Athletic director Lynn Swann speaks about corruption ring

Photo from USC News

Athletic Director Lynn Swann addressed the arrest of USC men’s basketball associate head coach Tony Bland and the future of USC during a talk at the Annenberg School for Communication and Journalism Wednesday night.

Bland was arrested as part of a corruption ring along with three other NCAA assistant basketball coaches, according to federal papers that were released to the public on Tuesday. The ring allegedly used bribes to connect top college basketball athletes with financial advisers.

Swann made clear that there was not much information he could share regarding the corruption ring, as the investigation was still ongoing. He explained that USC Athletics was working closely with the USC Office of Compliance, and that the University would cooperate in full with the investigation.
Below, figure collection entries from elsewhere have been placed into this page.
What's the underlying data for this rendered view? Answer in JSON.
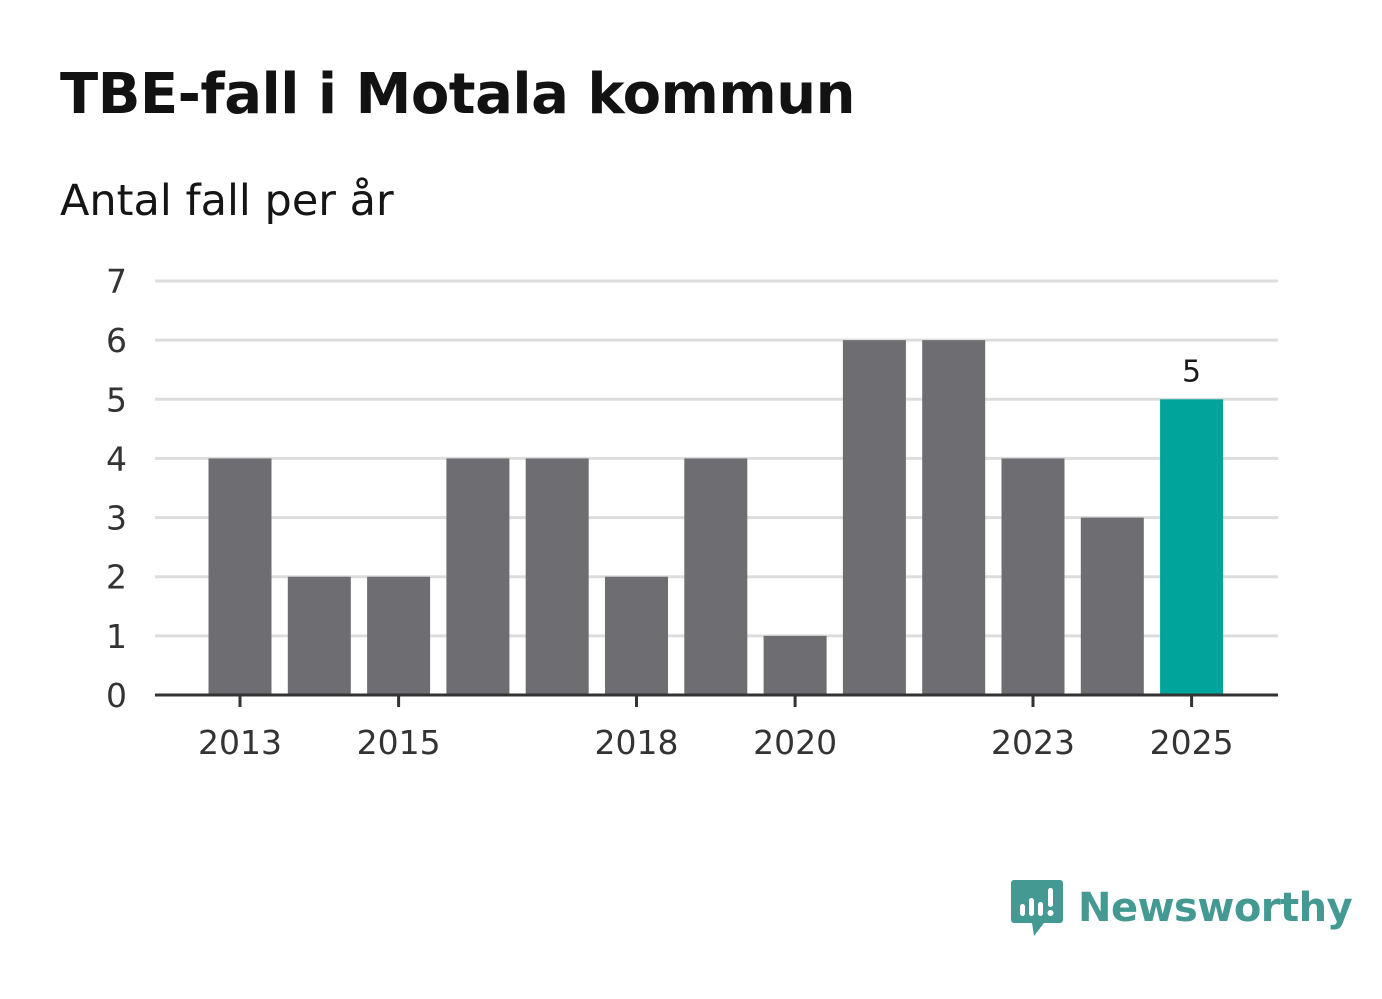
{
  "title": "TBE-fall i Motala kommun",
  "subtitle": "Antal fall per år",
  "brand": {
    "name": "Newsworthy",
    "color": "#449a93",
    "icon": "newsworthy-logo-icon"
  },
  "colors": {
    "bar": "#6e6d72",
    "highlight": "#00a49a",
    "grid": "#dddddd",
    "axis": "#333333"
  },
  "chart_data": {
    "type": "bar",
    "categories": [
      "2013",
      "2014",
      "2015",
      "2016",
      "2017",
      "2018",
      "2019",
      "2020",
      "2021",
      "2022",
      "2023",
      "2024",
      "2025"
    ],
    "values": [
      4,
      2,
      2,
      4,
      4,
      2,
      4,
      1,
      6,
      6,
      4,
      3,
      5
    ],
    "x_tick_labels": [
      "2013",
      "2015",
      "2018",
      "2020",
      "2023",
      "2025"
    ],
    "y_ticks": [
      0,
      1,
      2,
      3,
      4,
      5,
      6,
      7
    ],
    "ylim": [
      0,
      7
    ],
    "highlight_category": "2025",
    "data_labels": [
      {
        "category": "2025",
        "text": "5"
      }
    ],
    "title": "TBE-fall i Motala kommun",
    "subtitle": "Antal fall per år",
    "xlabel": "",
    "ylabel": "",
    "grid": true,
    "legend": "none"
  }
}
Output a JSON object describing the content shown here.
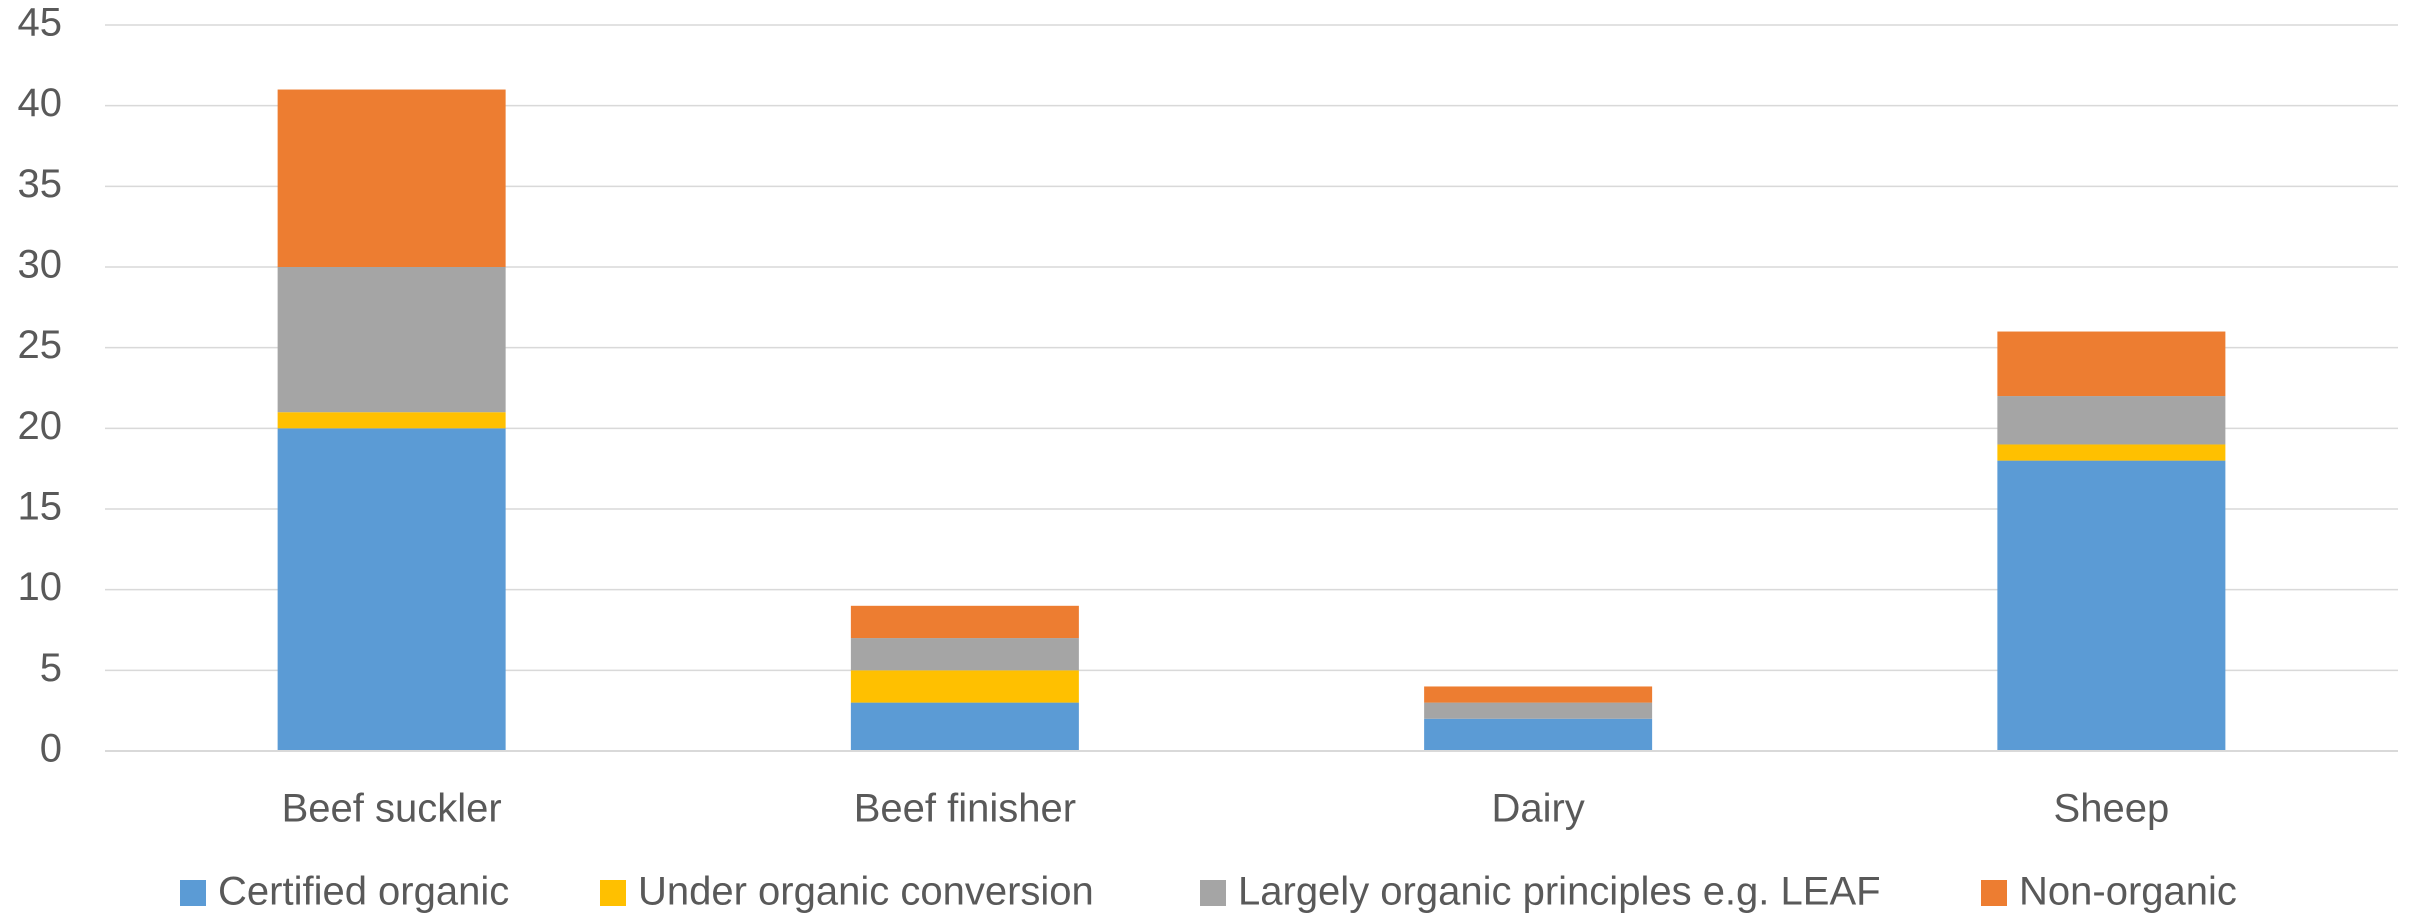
{
  "chart_data": {
    "type": "stacked_bar",
    "categories": [
      "Beef suckler",
      "Beef finisher",
      "Dairy",
      "Sheep"
    ],
    "series": [
      {
        "name": "Certified organic",
        "color": "#5b9bd5",
        "values": [
          20,
          3,
          2,
          18
        ]
      },
      {
        "name": "Under organic conversion",
        "color": "#ffc000",
        "values": [
          1,
          2,
          0,
          1
        ]
      },
      {
        "name": "Largely organic principles e.g. LEAF",
        "color": "#a5a5a5",
        "values": [
          9,
          2,
          1,
          3
        ]
      },
      {
        "name": "Non-organic",
        "color": "#ed7d31",
        "values": [
          11,
          2,
          1,
          4
        ]
      }
    ],
    "ylim": [
      0,
      45
    ],
    "yticks": [
      0,
      5,
      10,
      15,
      20,
      25,
      30,
      35,
      40,
      45
    ],
    "grid": true,
    "legend": "bottom"
  }
}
“The fact that this is a federal investigation and not instigated by the NCAA is part of the reason it’s receiving so much attention,” Swann said. “Just because there was a press conference doesn’t mean that the investigation is over.”

He said that USC is launching an internal investigation in addition to those being conducted by the federal government and the NCAA.
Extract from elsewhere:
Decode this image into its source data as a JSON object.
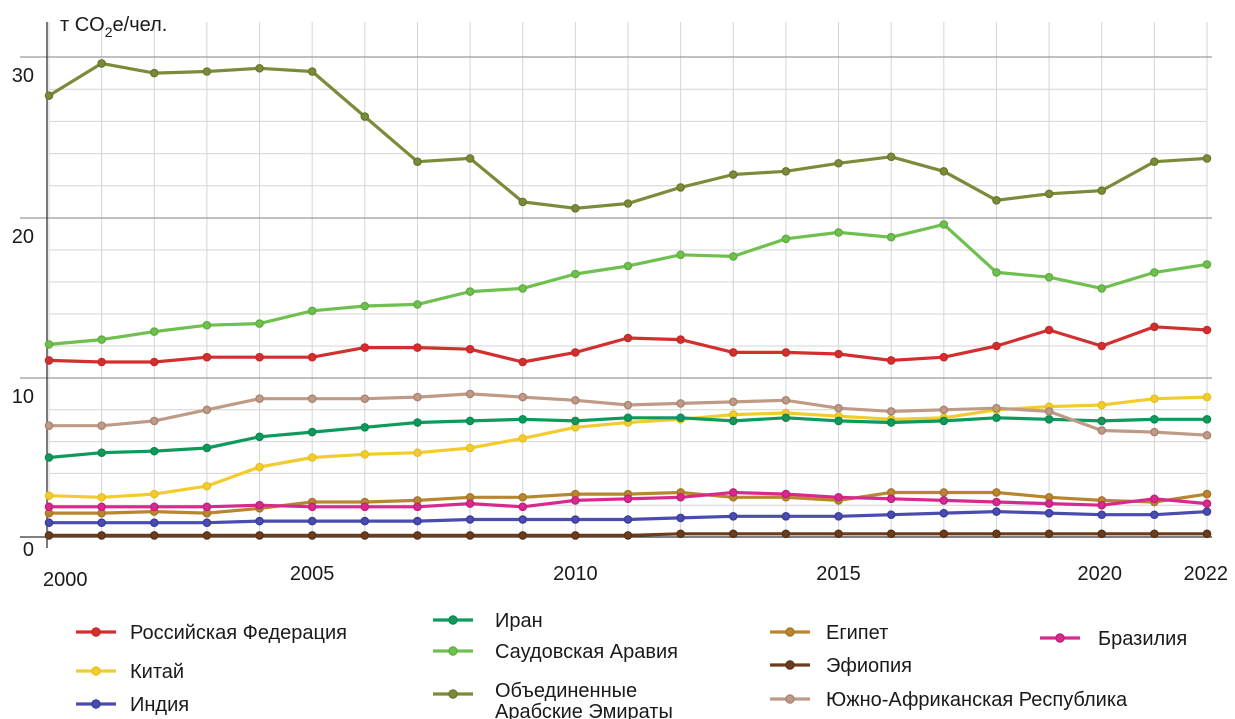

“USC is extremely disappointed in having an assistant coach involved with the scandal,” Swann said.

Swann emphasized the need to be proactive and take steps to ensure that students and faculty have a plan to help them make good decisions.
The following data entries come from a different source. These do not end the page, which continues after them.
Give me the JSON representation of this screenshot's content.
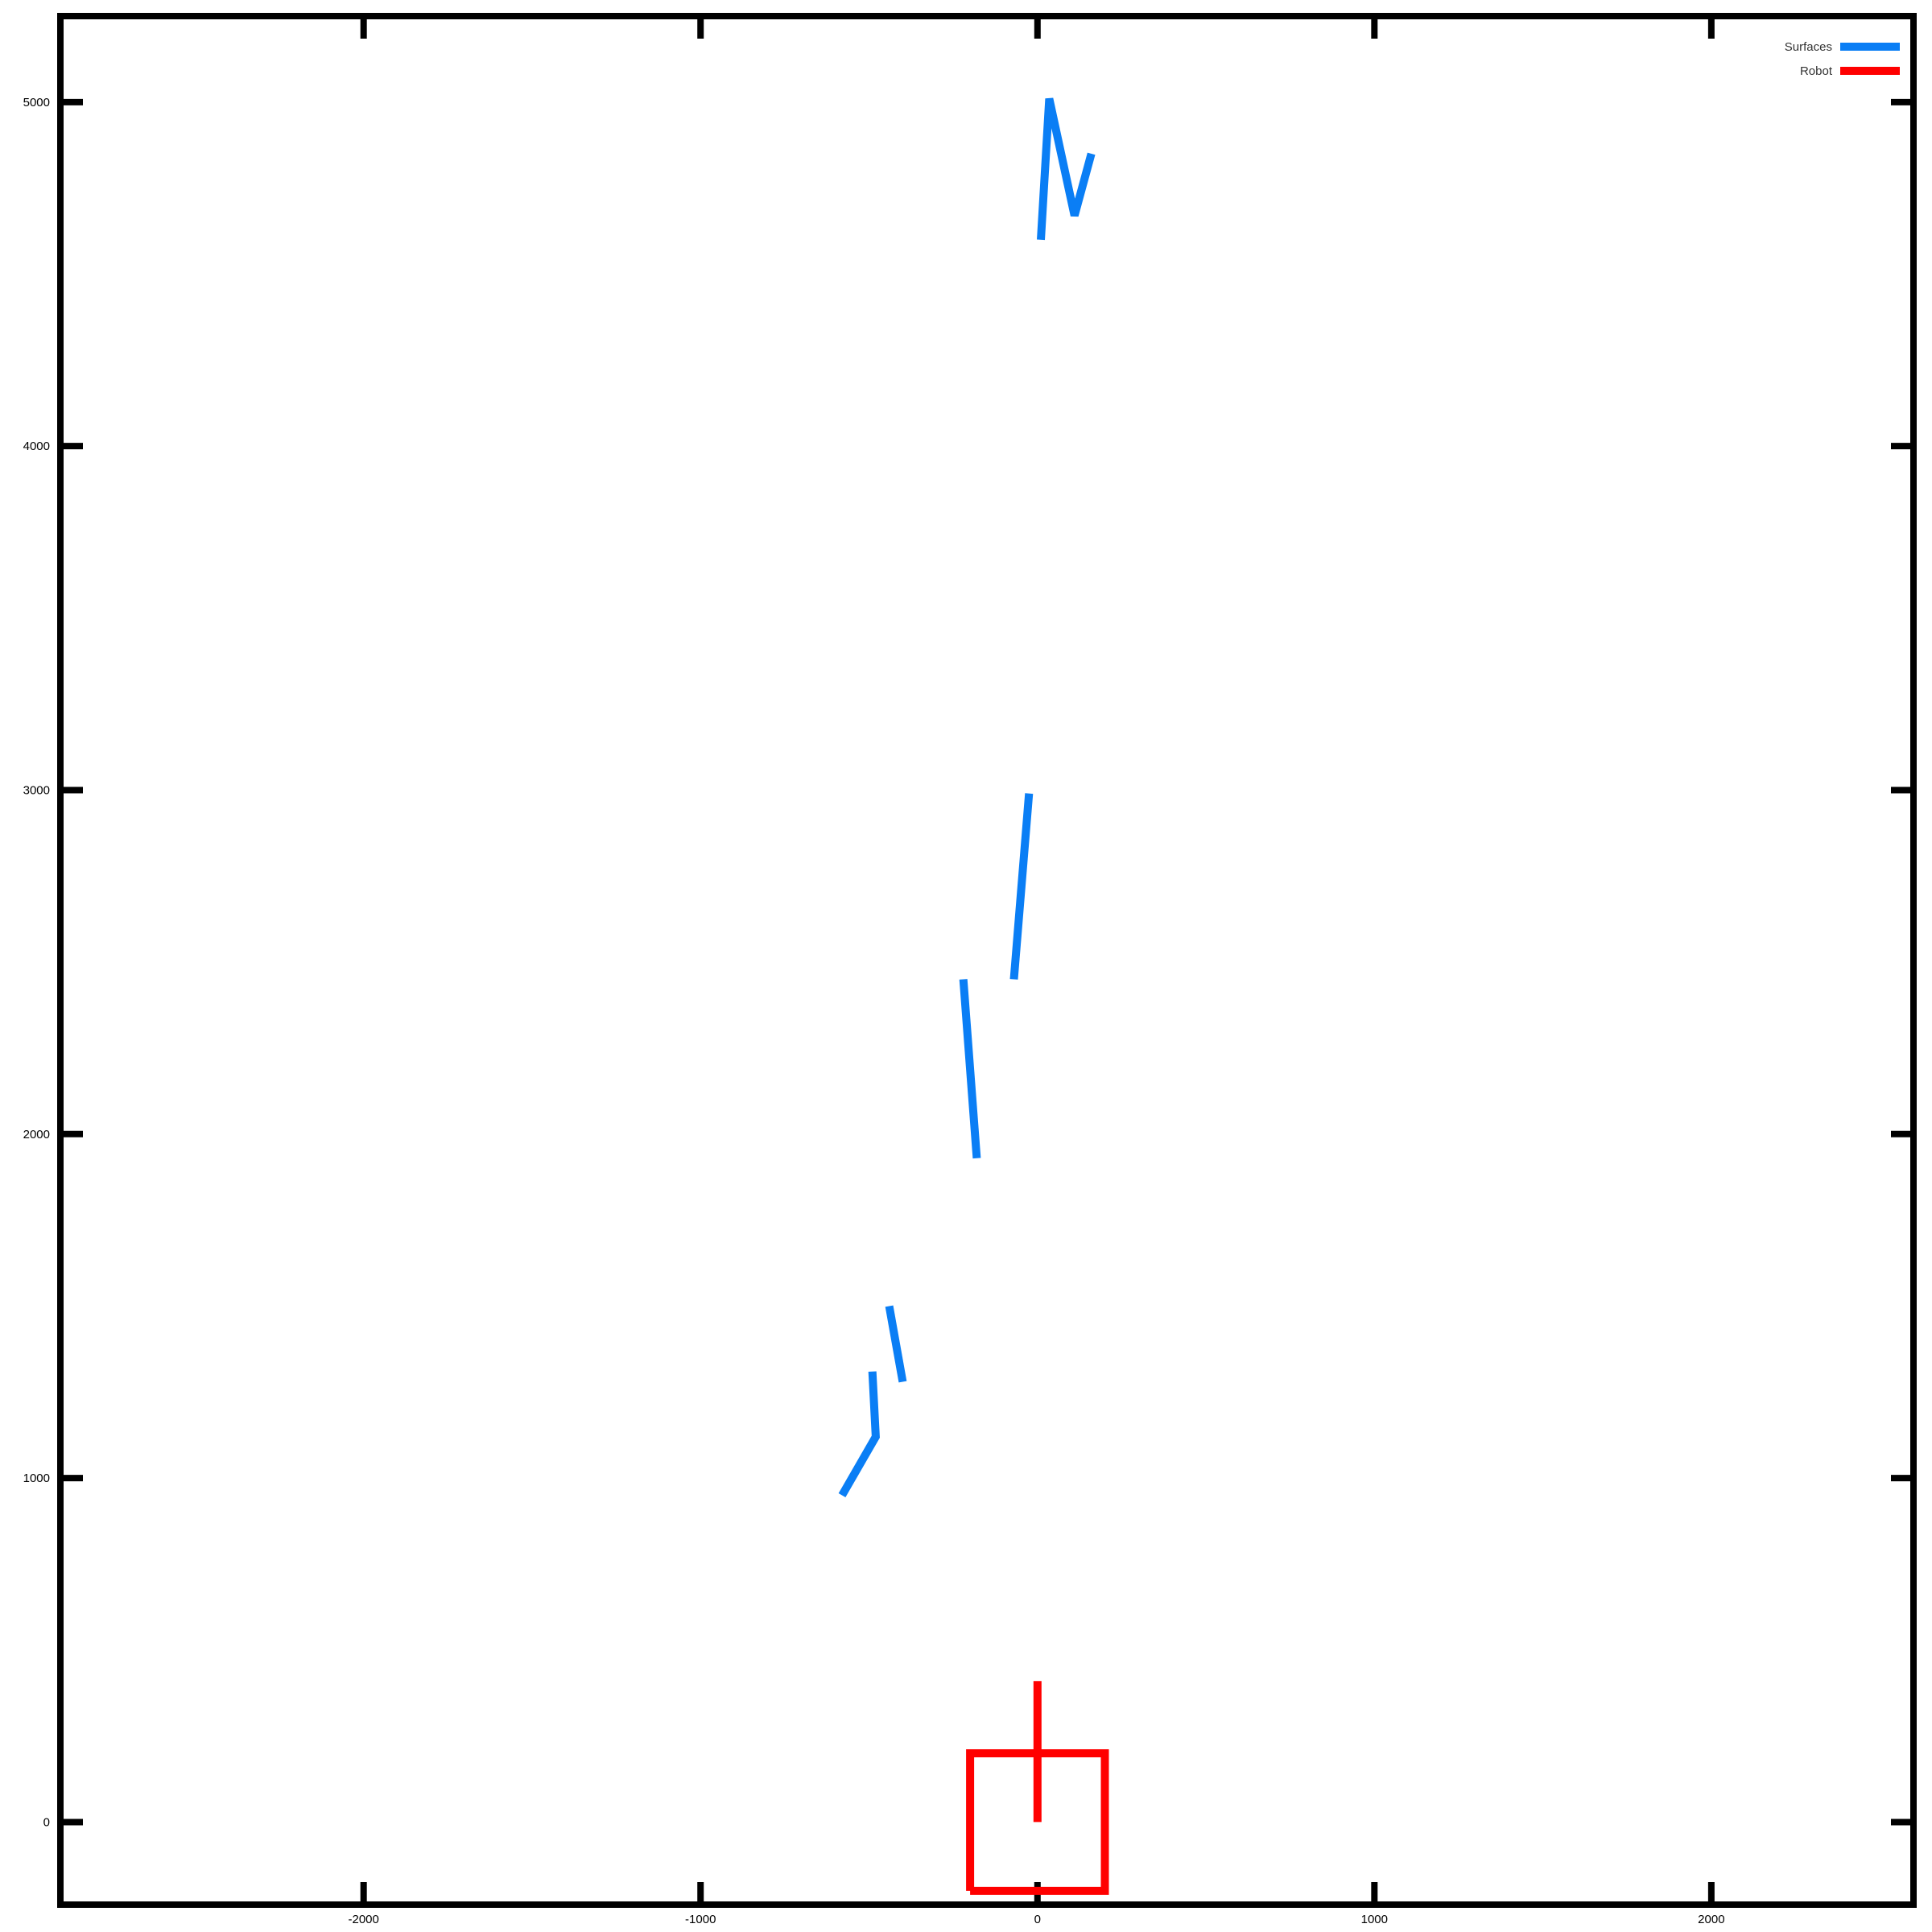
{
  "chart_data": {
    "type": "line",
    "title": "",
    "xlabel": "",
    "ylabel": "",
    "xlim": [
      -2900,
      2600
    ],
    "ylim": [
      -240,
      5250
    ],
    "xticks": [
      -2000,
      -1000,
      0,
      1000,
      2000
    ],
    "yticks": [
      0,
      1000,
      2000,
      3000,
      4000,
      5000
    ],
    "xtick_labels": [
      "-2000",
      "-1000",
      "0",
      "1000",
      "2000"
    ],
    "ytick_labels": [
      "0",
      "1000",
      "2000",
      "3000",
      "4000",
      "5000"
    ],
    "grid": false,
    "legend_position": "top-right",
    "series": [
      {
        "name": "Surfaces",
        "color": "#0a7ef5",
        "segments": [
          [
            [
              -580,
              950
            ],
            [
              -480,
              1120
            ],
            [
              -490,
              1310
            ]
          ],
          [
            [
              -440,
              1500
            ],
            [
              -400,
              1280
            ]
          ],
          [
            [
              -220,
              2450
            ],
            [
              -180,
              1930
            ]
          ],
          [
            [
              -70,
              2450
            ],
            [
              -25,
              2990
            ]
          ],
          [
            [
              10,
              4600
            ],
            [
              35,
              5010
            ],
            [
              110,
              4670
            ],
            [
              160,
              4850
            ]
          ]
        ]
      },
      {
        "name": "Robot",
        "color": "#ff0000",
        "segments": [
          [
            [
              -200,
              -200
            ],
            [
              200,
              -200
            ],
            [
              200,
              200
            ],
            [
              -200,
              200
            ],
            [
              -200,
              -200
            ]
          ],
          [
            [
              0,
              0
            ],
            [
              0,
              410
            ]
          ]
        ]
      }
    ]
  }
}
“Where there’s smoke, there’s fire and I will act when I smell smoke,” Swann said. “I’m not interested in waiting until there’s a fire. Had we had any indication that something was wrong in any of our departments, we would have taken action sooner.”

Swann also commented on political topics, such as the recent controversy over whether it’s disrespectful for athletes to protest social justice issues by taking a knee during the national anthem.

“The national anthem only takes so long, you kneel, so what happens after that?” Swann said. “You don’t need to make a hollow gesture to draw attention to something by disrespecting something else.”

Instead, Swann advocated that a true difference can only be made off of the field.

Swann also said he did not believe student athletes should be compensated by their respective colleges — another controversial topic that has come up in recent years.

“They are compensated in the form of a scholarship,” Swann said. “Plus, only one percent of athletes actually have a shot at making it.”